A blog on financial markets and their regulation
Does the loser get to keep the name?
February 15, 2011Posted by on
There have been reports that after the proposed “merger of equals” of NYSE Euronext and Deutsche Börse, the combined entity would be called “DB NYSE Group.” The politicians are up in arms about this with the senior Senator from New York, Charles E. Schumer stating:
… a sticking point that could emerge, even after a deal is announced, is the name of the new entity.
Some may say what’s in a name, but I say a lot. The New York Stock Exchange is a symbol of national prestige, and its brand must not suffer under this merger.
It is totally logical to keep the N.Y.S.E. name first. If for some reason, the Germans sought an alternative option, it could be an indication that they are trying to wield an upper hand in the new company and would seek to make other business decisions that could go against New York. The name is an important bellwether of whether this deal is regarded as a merger of equals.
In banking mergers, we have a rule of thumb that says that the loser gets to keep the name. Travelers bought Citi and named the combined entity as Citigroup. NationsBank bought Bank of America and became Bank of America. In the long chain of mergers that produced JP Morgan Chase, at every stage the loser got to keep the name – Chemical bought Chase and adopted the Chase name; Chase bought JP Morgan and put the loser’s name first to become JP Morgan Chase; finally, Dimon’s Bank One bought JP Morgan Chase and retained the loser’s name.
In exchange mergers, the winner has not bothered to keep the loser’s brands simply because the brands of exchanges are not really worth anything. So long as an exchange has the contracts and the liquidity, nobody cares what it is called. Long ago, the London Stock Exchange rechristened itself as the “International Stock Exchange of the United Kingdom and Ireland”and then went back to being the London Stock Exchange again without anybody bothering about it.
Acquirers have therefore been quite happy to drop or demote the names of the exchanges that they buy. This is what happened when the LSE bought Borsa Italiana or when NYSE bought Euronext or when Nasdaq bought OMX.

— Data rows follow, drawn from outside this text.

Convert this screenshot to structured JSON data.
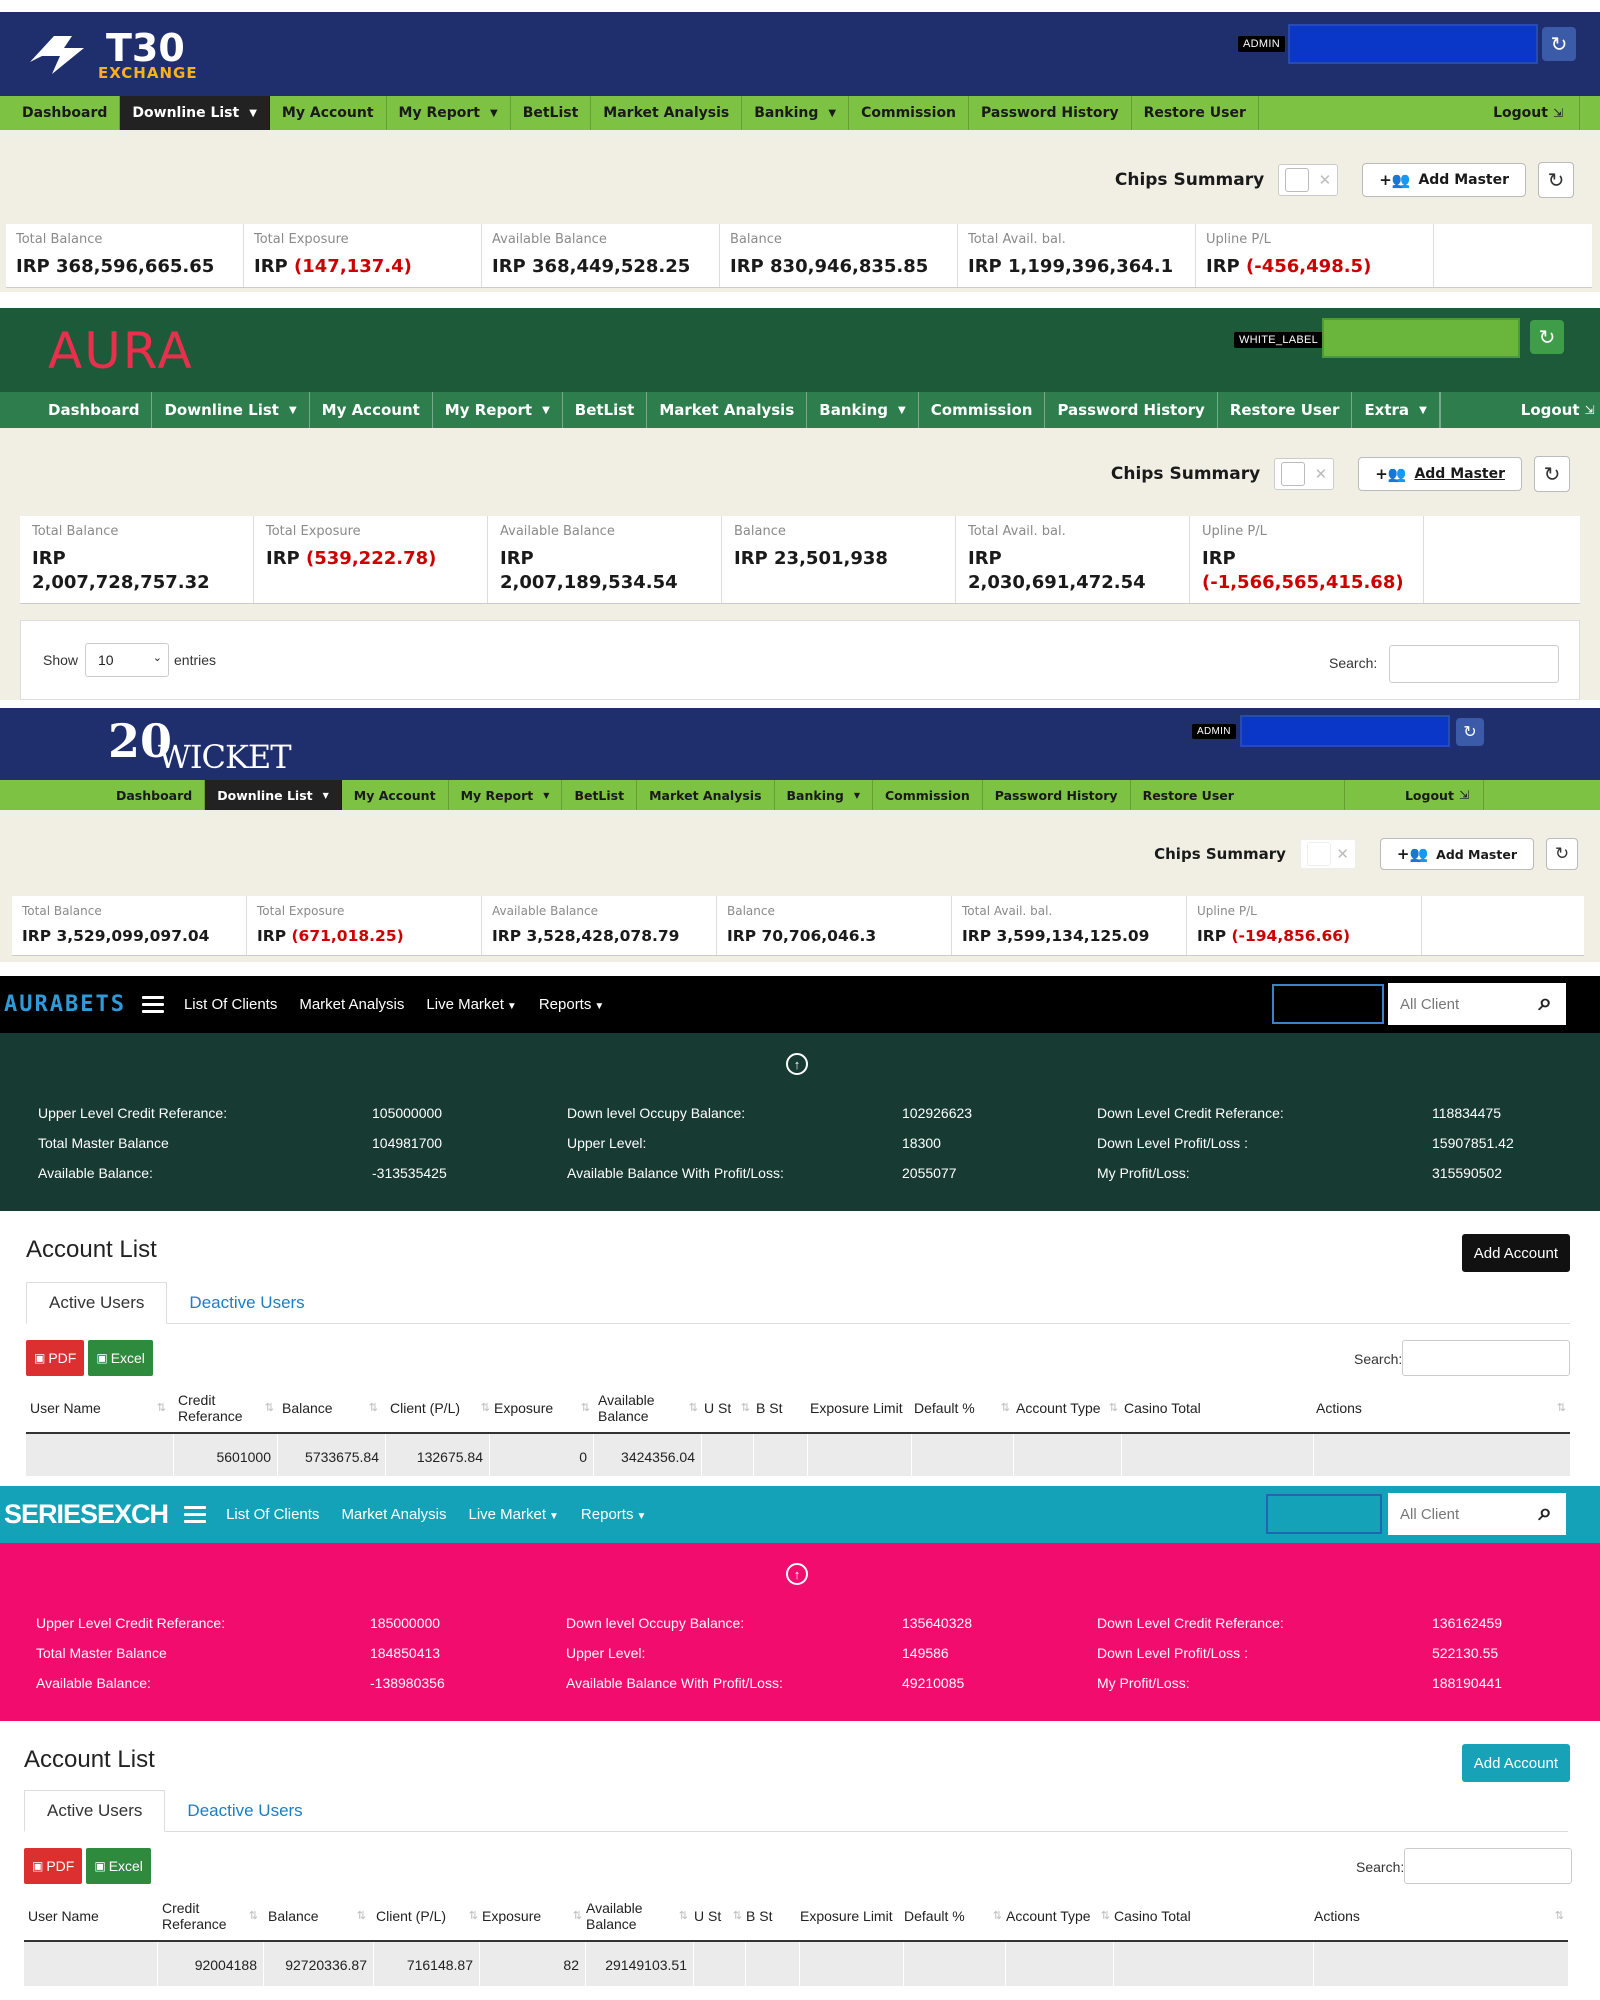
{
  "panels": [
    {
      "logo_main": "T30",
      "logo_sub": "EXCHANGE",
      "role_badge": "ADMIN",
      "nav": [
        {
          "label": "Dashboard"
        },
        {
          "label": "Downline List",
          "caret": true,
          "active": true
        },
        {
          "label": "My Account"
        },
        {
          "label": "My Report",
          "caret": true
        },
        {
          "label": "BetList"
        },
        {
          "label": "Market Analysis"
        },
        {
          "label": "Banking",
          "caret": true
        },
        {
          "label": "Commission"
        },
        {
          "label": "Password History"
        },
        {
          "label": "Restore User"
        }
      ],
      "logout": "Logout",
      "chips_summary": "Chips Summary",
      "add_master": "Add Master",
      "stats": [
        {
          "label": "Total Balance",
          "prefix": "IRP",
          "value": "368,596,665.65"
        },
        {
          "label": "Total Exposure",
          "prefix": "IRP",
          "value": "(147,137.4)",
          "negative": true
        },
        {
          "label": "Available Balance",
          "prefix": "IRP",
          "value": "368,449,528.25"
        },
        {
          "label": "Balance",
          "prefix": "IRP",
          "value": "830,946,835.85"
        },
        {
          "label": "Total Avail. bal.",
          "prefix": "IRP",
          "value": "1,199,396,364.1"
        },
        {
          "label": "Upline P/L",
          "prefix": "IRP",
          "value": "(-456,498.5)",
          "negative": true
        }
      ]
    },
    {
      "logo_main": "AURA",
      "role_badge": "WHITE_LABEL",
      "nav": [
        {
          "label": "Dashboard"
        },
        {
          "label": "Downline List",
          "caret": true
        },
        {
          "label": "My Account"
        },
        {
          "label": "My Report",
          "caret": true
        },
        {
          "label": "BetList"
        },
        {
          "label": "Market Analysis"
        },
        {
          "label": "Banking",
          "caret": true
        },
        {
          "label": "Commission"
        },
        {
          "label": "Password History"
        },
        {
          "label": "Restore User"
        },
        {
          "label": "Extra",
          "caret": true
        }
      ],
      "logout": "Logout",
      "chips_summary": "Chips Summary",
      "add_master": "Add Master",
      "stats": [
        {
          "label": "Total Balance",
          "prefix": "IRP",
          "value": "2,007,728,757.32"
        },
        {
          "label": "Total Exposure",
          "prefix": "IRP",
          "value": "(539,222.78)",
          "negative": true
        },
        {
          "label": "Available Balance",
          "prefix": "IRP",
          "value": "2,007,189,534.54"
        },
        {
          "label": "Balance",
          "prefix": "IRP",
          "value": "23,501,938"
        },
        {
          "label": "Total Avail. bal.",
          "prefix": "IRP",
          "value": "2,030,691,472.54"
        },
        {
          "label": "Upline P/L",
          "prefix": "IRP",
          "value": "(-1,566,565,415.68)",
          "negative": true,
          "wrap": true
        }
      ],
      "show_label": "Show",
      "show_value": "10",
      "entries_label": "entries",
      "search_label": "Search:"
    },
    {
      "logo_main": "WICKET",
      "logo_num": "20",
      "role_badge": "ADMIN",
      "nav": [
        {
          "label": "Dashboard"
        },
        {
          "label": "Downline List",
          "caret": true,
          "active": true
        },
        {
          "label": "My Account"
        },
        {
          "label": "My Report",
          "caret": true
        },
        {
          "label": "BetList"
        },
        {
          "label": "Market Analysis"
        },
        {
          "label": "Banking",
          "caret": true
        },
        {
          "label": "Commission"
        },
        {
          "label": "Password History"
        },
        {
          "label": "Restore User"
        }
      ],
      "logout": "Logout",
      "chips_summary": "Chips Summary",
      "add_master": "Add Master",
      "stats": [
        {
          "label": "Total Balance",
          "prefix": "IRP",
          "value": "3,529,099,097.04"
        },
        {
          "label": "Total Exposure",
          "prefix": "IRP",
          "value": "(671,018.25)",
          "negative": true
        },
        {
          "label": "Available Balance",
          "prefix": "IRP",
          "value": "3,528,428,078.79"
        },
        {
          "label": "Balance",
          "prefix": "IRP",
          "value": "70,706,046.3"
        },
        {
          "label": "Total Avail. bal.",
          "prefix": "IRP",
          "value": "3,599,134,125.09"
        },
        {
          "label": "Upline P/L",
          "prefix": "IRP",
          "value": "(-194,856.66)",
          "negative": true
        }
      ]
    }
  ],
  "client_panels": [
    {
      "brand": "AURABETS",
      "nav": [
        "List Of Clients",
        "Market Analysis",
        "Live Market",
        "Reports"
      ],
      "search_placeholder": "All Client",
      "info": [
        {
          "label": "Upper Level Credit Referance:",
          "value": "105000000"
        },
        {
          "label": "Total Master Balance",
          "value": "104981700"
        },
        {
          "label": "Available Balance:",
          "value": "-313535425"
        },
        {
          "label": "Down level Occupy Balance:",
          "value": "102926623"
        },
        {
          "label": "Upper Level:",
          "value": "18300"
        },
        {
          "label": "Available Balance With Profit/Loss:",
          "value": "2055077"
        },
        {
          "label": "Down Level Credit Referance:",
          "value": "118834475"
        },
        {
          "label": "Down Level Profit/Loss :",
          "value": "15907851.42"
        },
        {
          "label": "My Profit/Loss:",
          "value": "315590502"
        }
      ],
      "title": "Account List",
      "add_account": "Add Account",
      "tabs": [
        "Active Users",
        "Deactive Users"
      ],
      "pdf": "PDF",
      "excel": "Excel",
      "search_label": "Search:",
      "columns": [
        "User Name",
        "Credit Referance",
        "Balance",
        "Client (P/L)",
        "Exposure",
        "Available Balance",
        "U St",
        "B St",
        "Exposure Limit",
        "Default %",
        "Account Type",
        "Casino Total",
        "Actions"
      ],
      "row": [
        "",
        "5601000",
        "5733675.84",
        "132675.84",
        "0",
        "3424356.04",
        "",
        "",
        "",
        "",
        "",
        "",
        ""
      ]
    },
    {
      "brand": "SERIESEXCH",
      "nav": [
        "List Of Clients",
        "Market Analysis",
        "Live Market",
        "Reports"
      ],
      "search_placeholder": "All Client",
      "info": [
        {
          "label": "Upper Level Credit Referance:",
          "value": "185000000"
        },
        {
          "label": "Total Master Balance",
          "value": "184850413"
        },
        {
          "label": "Available Balance:",
          "value": "-138980356"
        },
        {
          "label": "Down level Occupy Balance:",
          "value": "135640328"
        },
        {
          "label": "Upper Level:",
          "value": "149586"
        },
        {
          "label": "Available Balance With Profit/Loss:",
          "value": "49210085"
        },
        {
          "label": "Down Level Credit Referance:",
          "value": "136162459"
        },
        {
          "label": "Down Level Profit/Loss :",
          "value": "522130.55"
        },
        {
          "label": "My Profit/Loss:",
          "value": "188190441"
        }
      ],
      "title": "Account List",
      "add_account": "Add Account",
      "tabs": [
        "Active Users",
        "Deactive Users"
      ],
      "pdf": "PDF",
      "excel": "Excel",
      "search_label": "Search:",
      "columns": [
        "User Name",
        "Credit Referance",
        "Balance",
        "Client (P/L)",
        "Exposure",
        "Available Balance",
        "U St",
        "B St",
        "Exposure Limit",
        "Default %",
        "Account Type",
        "Casino Total",
        "Actions"
      ],
      "row": [
        "",
        "92004188",
        "92720336.87",
        "716148.87",
        "82",
        "29149103.51",
        "",
        "",
        "",
        "",
        "",
        "",
        ""
      ]
    }
  ],
  "theme": {
    "t30_header": "#1f2f6e",
    "aura_header": "#1d5a3a",
    "wicket_header": "#1f2f6e",
    "nav_green": "#7dc242",
    "aura_nav": "#2e7d4c",
    "aurabets_top": "#000000",
    "aurabets_info": "#173b33",
    "aurabets_accent": "#111111",
    "series_top": "#13a2b8",
    "series_info": "#f20c6e",
    "series_accent": "#17a2b8",
    "negative": "#cc0000"
  }
}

Another complication is that equity trading (particularly in the US) is a cut throat business and much of the profit (and valuation) is in derivative trading. In the case of the proposed DB NYSE, it is Deutsche Börse that has the most valuable derivative contracts. The most important derivative contract at NYSE Euronext is the Euribor futures which trades on Euronext and not on NYSE. One could argue that the merged entity should be called DB Euronext.